The money as dead children analogy might be particularly useful here, since we’re comparing kids with kids.
Suppose you buy a luxury item, like a golden ring with brilliants. You pay a lot of money, but your money isn’t going to disappear; it is redistributed between traders, jewelers, miners, etc. The only thing that’s lost is the total effort required to produce that ring, which often costs lesser by an order of magnitude. And if the item you buy is actually useful, the wasted effort is even lower.
The cost of having kids is so high for you, because you will likely raise well-educated children with high intelligence, which are valuable assets to our society; likely being net positive, after all. Needless to say, actually ensuring that these poor children in Africa will end up that well, rather than, say, die of starvation the next year, is going to cost you much more than 800$. So you pay for quality here.
Maybe not for that reason. But the opportunity cost of having kids, for example in terms of time and money, is pretty high.
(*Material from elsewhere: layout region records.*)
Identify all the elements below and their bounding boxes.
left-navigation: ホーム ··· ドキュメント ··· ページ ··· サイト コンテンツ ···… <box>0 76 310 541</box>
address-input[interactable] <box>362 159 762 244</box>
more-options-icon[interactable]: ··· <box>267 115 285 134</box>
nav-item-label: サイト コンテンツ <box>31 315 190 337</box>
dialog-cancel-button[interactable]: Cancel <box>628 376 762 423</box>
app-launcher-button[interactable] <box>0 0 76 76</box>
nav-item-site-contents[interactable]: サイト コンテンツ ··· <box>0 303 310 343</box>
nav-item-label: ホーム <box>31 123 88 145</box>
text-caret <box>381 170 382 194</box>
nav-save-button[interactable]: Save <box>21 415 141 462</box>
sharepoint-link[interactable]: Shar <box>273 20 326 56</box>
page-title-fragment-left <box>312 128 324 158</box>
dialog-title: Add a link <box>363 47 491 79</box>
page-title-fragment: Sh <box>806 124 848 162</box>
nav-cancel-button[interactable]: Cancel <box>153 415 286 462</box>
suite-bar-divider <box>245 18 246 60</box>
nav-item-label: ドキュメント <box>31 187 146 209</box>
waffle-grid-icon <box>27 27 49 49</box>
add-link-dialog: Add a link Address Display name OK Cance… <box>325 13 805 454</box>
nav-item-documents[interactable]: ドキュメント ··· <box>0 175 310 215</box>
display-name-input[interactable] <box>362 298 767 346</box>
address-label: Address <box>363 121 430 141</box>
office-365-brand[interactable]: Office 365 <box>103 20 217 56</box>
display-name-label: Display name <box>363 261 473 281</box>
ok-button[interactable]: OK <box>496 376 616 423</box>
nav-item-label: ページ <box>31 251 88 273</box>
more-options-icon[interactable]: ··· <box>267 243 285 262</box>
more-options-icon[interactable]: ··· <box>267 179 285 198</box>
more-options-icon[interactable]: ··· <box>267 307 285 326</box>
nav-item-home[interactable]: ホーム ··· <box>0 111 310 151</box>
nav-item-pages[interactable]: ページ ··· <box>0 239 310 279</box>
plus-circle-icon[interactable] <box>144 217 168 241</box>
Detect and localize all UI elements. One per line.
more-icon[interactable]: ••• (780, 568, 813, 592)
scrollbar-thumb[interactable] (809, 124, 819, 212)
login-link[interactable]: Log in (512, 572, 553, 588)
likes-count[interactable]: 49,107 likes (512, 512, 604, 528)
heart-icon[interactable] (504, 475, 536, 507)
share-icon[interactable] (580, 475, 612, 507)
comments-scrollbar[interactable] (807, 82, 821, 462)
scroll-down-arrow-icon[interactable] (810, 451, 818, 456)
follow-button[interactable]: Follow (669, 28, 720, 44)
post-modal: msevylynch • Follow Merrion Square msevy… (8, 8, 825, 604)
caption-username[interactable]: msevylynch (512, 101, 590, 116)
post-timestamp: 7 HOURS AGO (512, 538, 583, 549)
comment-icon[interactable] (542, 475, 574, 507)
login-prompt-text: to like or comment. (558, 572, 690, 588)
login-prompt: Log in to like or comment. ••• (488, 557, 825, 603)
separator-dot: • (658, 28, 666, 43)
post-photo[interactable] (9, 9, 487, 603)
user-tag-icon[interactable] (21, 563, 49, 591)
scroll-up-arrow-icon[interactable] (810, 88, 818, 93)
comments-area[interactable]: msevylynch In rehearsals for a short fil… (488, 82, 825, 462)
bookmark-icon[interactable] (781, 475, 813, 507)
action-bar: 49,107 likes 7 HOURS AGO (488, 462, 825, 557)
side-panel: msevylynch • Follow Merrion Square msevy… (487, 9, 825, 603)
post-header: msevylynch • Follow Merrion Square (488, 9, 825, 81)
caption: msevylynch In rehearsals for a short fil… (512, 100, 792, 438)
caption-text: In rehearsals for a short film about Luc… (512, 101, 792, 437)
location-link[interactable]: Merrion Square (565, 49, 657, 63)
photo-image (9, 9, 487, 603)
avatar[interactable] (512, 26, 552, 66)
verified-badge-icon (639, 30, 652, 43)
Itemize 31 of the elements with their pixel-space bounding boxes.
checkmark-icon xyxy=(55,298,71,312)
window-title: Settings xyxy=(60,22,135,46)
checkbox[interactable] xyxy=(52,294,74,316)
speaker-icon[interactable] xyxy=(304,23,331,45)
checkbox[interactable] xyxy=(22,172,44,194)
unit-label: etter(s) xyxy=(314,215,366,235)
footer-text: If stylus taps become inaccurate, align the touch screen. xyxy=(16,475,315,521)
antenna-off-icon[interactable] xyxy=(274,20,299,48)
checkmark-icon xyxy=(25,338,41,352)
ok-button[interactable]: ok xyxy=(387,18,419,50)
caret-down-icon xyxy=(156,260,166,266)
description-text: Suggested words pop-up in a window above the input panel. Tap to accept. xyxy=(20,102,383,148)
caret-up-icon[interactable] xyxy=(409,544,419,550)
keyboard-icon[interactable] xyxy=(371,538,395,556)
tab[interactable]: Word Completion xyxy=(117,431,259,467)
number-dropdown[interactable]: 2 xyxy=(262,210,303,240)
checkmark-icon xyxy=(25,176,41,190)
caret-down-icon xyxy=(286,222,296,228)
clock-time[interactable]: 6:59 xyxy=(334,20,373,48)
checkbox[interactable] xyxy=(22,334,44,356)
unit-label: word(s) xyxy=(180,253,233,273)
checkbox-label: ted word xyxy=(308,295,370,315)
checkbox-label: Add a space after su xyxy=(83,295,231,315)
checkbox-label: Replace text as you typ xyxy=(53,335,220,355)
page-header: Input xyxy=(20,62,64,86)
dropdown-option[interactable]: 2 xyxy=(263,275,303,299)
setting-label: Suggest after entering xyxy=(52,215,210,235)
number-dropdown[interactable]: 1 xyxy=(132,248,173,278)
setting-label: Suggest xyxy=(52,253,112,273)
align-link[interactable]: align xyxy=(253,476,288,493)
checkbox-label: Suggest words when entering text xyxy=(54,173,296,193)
You could easily make an argument that those resources would be more effectively used for higher impact activities.
The money as dead children analogy might be particularly useful here, since we’re comparing kids with kids.
Such cost calculations are wildly overestimated.
Suppose you buy a luxury item, like a golden ring with brilliants. You pay a lot of money, but your money isn’t going to disappear; it is redistributed between traders, jewelers, miners, etc. The only thing that’s lost is the total effort required to produce that ring, which often costs lesser by an order of magnitude. And if the item you buy is actually useful, the wasted effort is even lower.
The cost of having kids is so high for you, because you will likely raise well-educated children with high intelligence, which are valuable assets to our society; likely being net positive, after all. Needless to say, actually ensuring that these poor children in Africa will end up that well, rather than, say, die of starvation the next year, is going to cost you much more than 800$. So you pay for quality here.
Sounds like a mistake a native Russian speaker would make :).
You chose the worst possible example. Extreme margins mask the issue.
At equilibrium, the price equals the marginal cost; sure, it is more than the average cost, but I can’t see why the latter is relevant.
And the effort required to earn the money to buy the ring is also wasted.
No, it’s not. You have produced (hopefully) valuable goods or services; why they are wasted, from the viewpoint of society?